Девочка у меня на руках агукает, Мия поднимает глаза на нее, а потом на меня, и у нее самой малость проясняется лицо.
– Какая она славная, – говорит она, – может, у нас все еще будет в порядке.
– Роб… – опять произносит Джек. В ее голосе вдруг пробивается нотка, от которой у меня в груди замирает сердце. Джек смотрит куда-то позади меня.
– В доме собака… – продолжает она.
В открытой стеклянной двери стоит Двадцать Третья и смотрит на нас пылающими глазами. На ее разинутой пасти виднеется кровь. «Щенки», – мелькает в голове мысль, и даже сейчас в сердце сладкой тяжестью отдается печаль. Потом лавиной наваливается страх. Двадцать Третья в присущей только ей манере опускает голову, скулит, и я понимаю, что это она уворачивается от ударов невидимого врага.

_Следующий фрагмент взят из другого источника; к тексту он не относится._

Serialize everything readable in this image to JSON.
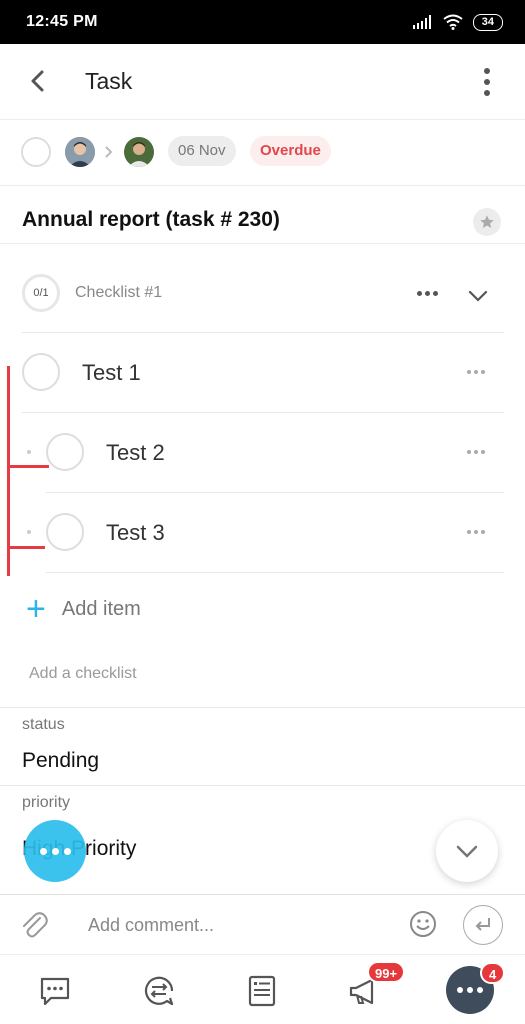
{
  "status_bar": {
    "time": "12:45 PM",
    "battery": "34"
  },
  "header": {
    "title": "Task"
  },
  "meta": {
    "due_date": "06 Nov",
    "state": "Overdue"
  },
  "task": {
    "title": "Annual report (task # 230)"
  },
  "checklist": {
    "progress": "0/1",
    "name": "Checklist #1",
    "items": [
      {
        "label": "Test 1"
      },
      {
        "label": "Test 2"
      },
      {
        "label": "Test 3"
      }
    ],
    "add_item_label": "Add item",
    "add_checklist_label": "Add a checklist"
  },
  "fields": {
    "status_label": "status",
    "status_value": "Pending",
    "priority_label": "priority",
    "priority_value": "High Priority"
  },
  "comment": {
    "placeholder": "Add comment..."
  },
  "bottom_nav": {
    "notifications_badge": "99+",
    "more_badge": "4"
  },
  "colors": {
    "accent": "#2db4e6",
    "overdue": "#e2474b",
    "annotation": "#e53c44",
    "badge": "#e5383b"
  }
}
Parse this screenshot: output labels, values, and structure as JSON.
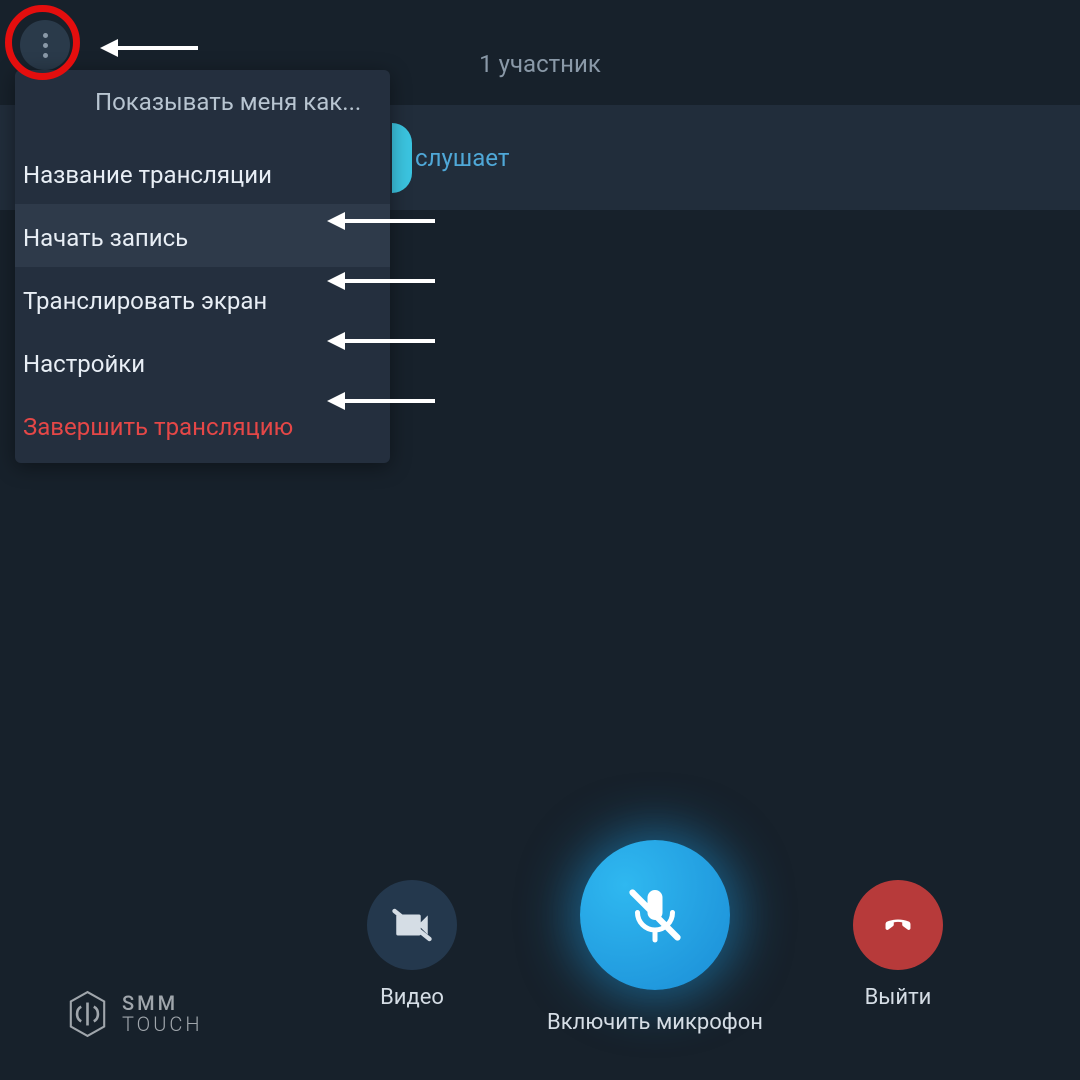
{
  "header": {
    "participants_count": "1 участник"
  },
  "participant": {
    "status": "слушает"
  },
  "menu": {
    "header": "Показывать меня как...",
    "items": [
      {
        "label": "Название трансляции"
      },
      {
        "label": "Начать запись"
      },
      {
        "label": "Транслировать экран"
      },
      {
        "label": "Настройки"
      },
      {
        "label": "Завершить трансляцию"
      }
    ]
  },
  "controls": {
    "video_label": "Видео",
    "mic_label": "Включить микрофон",
    "leave_label": "Выйти"
  },
  "watermark": {
    "line1": "SMM",
    "line2": "TOUCH"
  }
}
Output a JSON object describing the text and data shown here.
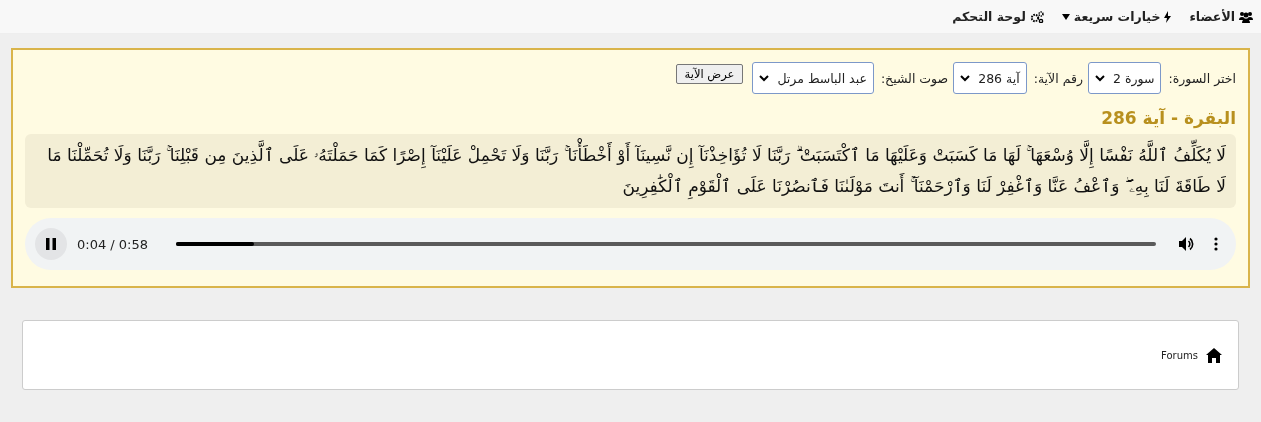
{
  "nav": [
    {
      "label": "الأعضاء",
      "dropdown": false
    },
    {
      "label": "خيارات سريعة",
      "dropdown": true
    },
    {
      "label": "لوحة التحكم",
      "dropdown": false
    }
  ],
  "selector": {
    "surah_label": "اختر السورة:",
    "surah_value": "سورة 2",
    "ayah_label": "رقم الآية:",
    "ayah_value": "آية 286",
    "reciter_label": "صوت الشيخ:",
    "reciter_value": "عبد الباسط مرتل",
    "button": "عرض الآية"
  },
  "heading": "البقرة - آية 286",
  "verse": "لَا يُكَلِّفُ ٱللَّهُ نَفْسًا إِلَّا وُسْعَهَا ۚ لَهَا مَا كَسَبَتْ وَعَلَيْهَا مَا ٱكْتَسَبَتْ ۗ رَبَّنَا لَا تُؤَاخِذْنَآ إِن نَّسِينَآ أَوْ أَخْطَأْنَا ۚ رَبَّنَا وَلَا تَحْمِلْ عَلَيْنَآ إِصْرًا كَمَا حَمَلْتَهُۥ عَلَى ٱلَّذِينَ مِن قَبْلِنَا ۚ رَبَّنَا وَلَا تُحَمِّلْنَا مَا لَا طَاقَةَ لَنَا بِهِۦ ۖ وَٱعْفُ عَنَّا وَٱغْفِرْ لَنَا وَٱرْحَمْنَآ ۚ أَنتَ مَوْلَىٰنَا فَٱنصُرْنَا عَلَى ٱلْقَوْمِ ٱلْكَٰفِرِينَ",
  "player": {
    "playing": true,
    "time": "0:04 / 0:58",
    "level": 0.08
  },
  "footer": {
    "link": "Forums"
  }
}
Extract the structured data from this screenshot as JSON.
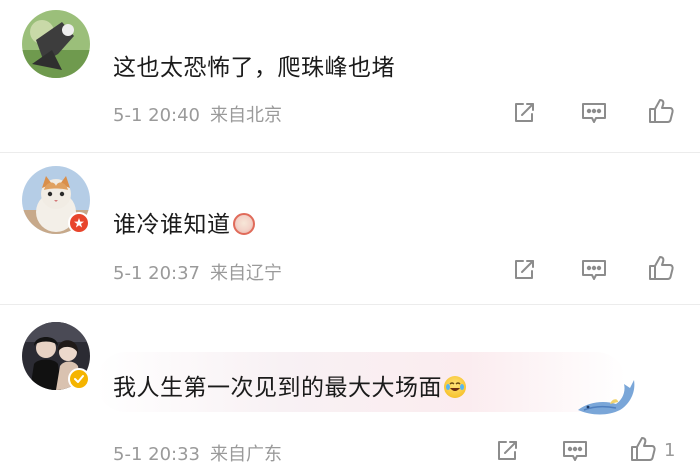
{
  "comments": [
    {
      "text": "这也太恐怖了，爬珠峰也堵",
      "time": "5-1 20:40",
      "location": "来自北京",
      "like_count": ""
    },
    {
      "text": "谁冷谁知道",
      "time": "5-1 20:37",
      "location": "来自辽宁",
      "like_count": "",
      "emoji": "laughing-crying-emoji"
    },
    {
      "text": "我人生第一次见到的最大大场面",
      "time": "5-1 20:33",
      "location": "来自广东",
      "like_count": "1",
      "emoji": "laughing-tears-emoji"
    }
  ],
  "icons": {
    "share": "share-icon",
    "reply": "comment-icon",
    "like": "thumbs-up-icon"
  },
  "colors": {
    "text": "#1b1b1b",
    "meta": "#9a9a9a",
    "icon": "#8c8c8c",
    "verified_red": "#e8452c",
    "verified_yellow": "#f5b400"
  }
}
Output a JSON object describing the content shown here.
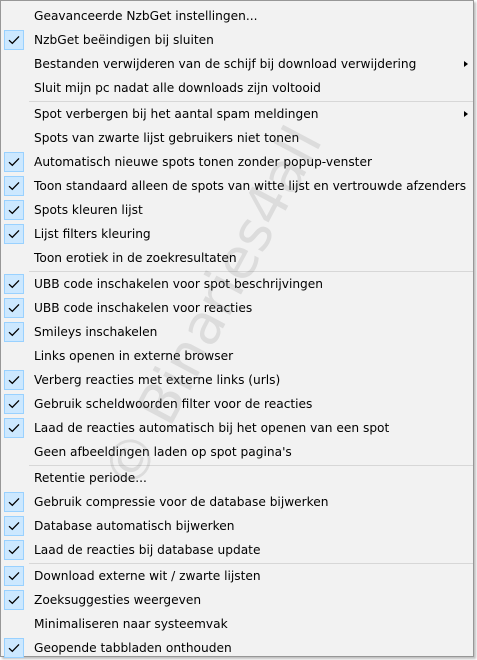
{
  "menu": {
    "groups": [
      {
        "items": [
          {
            "label": "Geavanceerde NzbGet instellingen...",
            "checked": false,
            "submenu": false
          },
          {
            "label": "NzbGet beëindigen bij sluiten",
            "checked": true,
            "submenu": false
          },
          {
            "label": "Bestanden verwijderen van de schijf bij download verwijdering",
            "checked": false,
            "submenu": true
          },
          {
            "label": "Sluit mijn pc nadat alle downloads zijn voltooid",
            "checked": false,
            "submenu": false
          }
        ]
      },
      {
        "items": [
          {
            "label": "Spot verbergen bij het aantal spam meldingen",
            "checked": false,
            "submenu": true
          },
          {
            "label": "Spots van zwarte lijst gebruikers niet tonen",
            "checked": false,
            "submenu": false
          },
          {
            "label": "Automatisch nieuwe spots tonen zonder popup-venster",
            "checked": true,
            "submenu": false
          },
          {
            "label": "Toon standaard alleen de spots van witte lijst en vertrouwde afzenders",
            "checked": true,
            "submenu": false
          },
          {
            "label": "Spots kleuren lijst",
            "checked": true,
            "submenu": false
          },
          {
            "label": "Lijst filters kleuring",
            "checked": true,
            "submenu": false
          },
          {
            "label": "Toon erotiek in de zoekresultaten",
            "checked": false,
            "submenu": false
          }
        ]
      },
      {
        "items": [
          {
            "label": "UBB code inschakelen  voor spot beschrijvingen",
            "checked": true,
            "submenu": false
          },
          {
            "label": "UBB code inschakelen voor reacties",
            "checked": true,
            "submenu": false
          },
          {
            "label": "Smileys inschakelen",
            "checked": true,
            "submenu": false
          },
          {
            "label": "Links openen in externe browser",
            "checked": false,
            "submenu": false
          },
          {
            "label": "Verberg reacties met externe links (urls)",
            "checked": true,
            "submenu": false
          },
          {
            "label": "Gebruik scheldwoorden filter voor de reacties",
            "checked": true,
            "submenu": false
          },
          {
            "label": "Laad de reacties automatisch bij het openen van een spot",
            "checked": true,
            "submenu": false
          },
          {
            "label": "Geen afbeeldingen laden op spot pagina's",
            "checked": false,
            "submenu": false
          }
        ]
      },
      {
        "items": [
          {
            "label": "Retentie periode...",
            "checked": false,
            "submenu": false
          },
          {
            "label": "Gebruik compressie voor de database bijwerken",
            "checked": true,
            "submenu": false
          },
          {
            "label": "Database automatisch bijwerken",
            "checked": true,
            "submenu": false
          },
          {
            "label": "Laad de reacties bij database update",
            "checked": true,
            "submenu": false
          }
        ]
      },
      {
        "items": [
          {
            "label": "Download externe wit / zwarte lijsten",
            "checked": true,
            "submenu": false
          },
          {
            "label": "Zoeksuggesties weergeven",
            "checked": true,
            "submenu": false
          },
          {
            "label": "Minimaliseren naar systeemvak",
            "checked": false,
            "submenu": false
          },
          {
            "label": "Geopende tabbladen onthouden",
            "checked": true,
            "submenu": false
          }
        ]
      }
    ]
  },
  "watermark": "© Binaries4all",
  "colors": {
    "check_bg": "#cce8ff",
    "check_border": "#99d1ff",
    "menu_bg": "#f2f2f2",
    "separator": "#d7d7d7"
  }
}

Мия бросается на кухню, где у нее хранится карабин. Но добежать туда ей не суждено. Двадцать Третья грациозной дугой взмывает в воздух, летит ей наперерез, смыкает на ее горле зубы и начинает мотать из стороны в сторону. Мия обвисает всем телом и превращается в безвольную куклу.
Крепко прижимая ребенка к груди, я тащу Джек к лестнице. Она едва идет, тяжело опираясь на меня. По ее ногам течет кровь, оставляя на полу неровный след. Я спотыкаюсь, ожидая, что в затылок вот-вот пахнет жаркое дыхание, а острые зубы пропорют плоть, но ничего такого не происходит. С ребенком все на удивление нормально. Девочка начинает плакать. Я закидываю руку Джек себе на плечо, мы все вместе поднимаемся по лестнице, проходим галерею и останавливаемся перед нашей комнатой в тот самый момент, когда Двадцать Третьей надоедает швырять Мию из стороны в сторону. Я с силой захлопываю за нами дверь. Ждать псину приходится совсем не долго. С каждым прыжком под весом ее тела на лестнице скрипят ступеньки.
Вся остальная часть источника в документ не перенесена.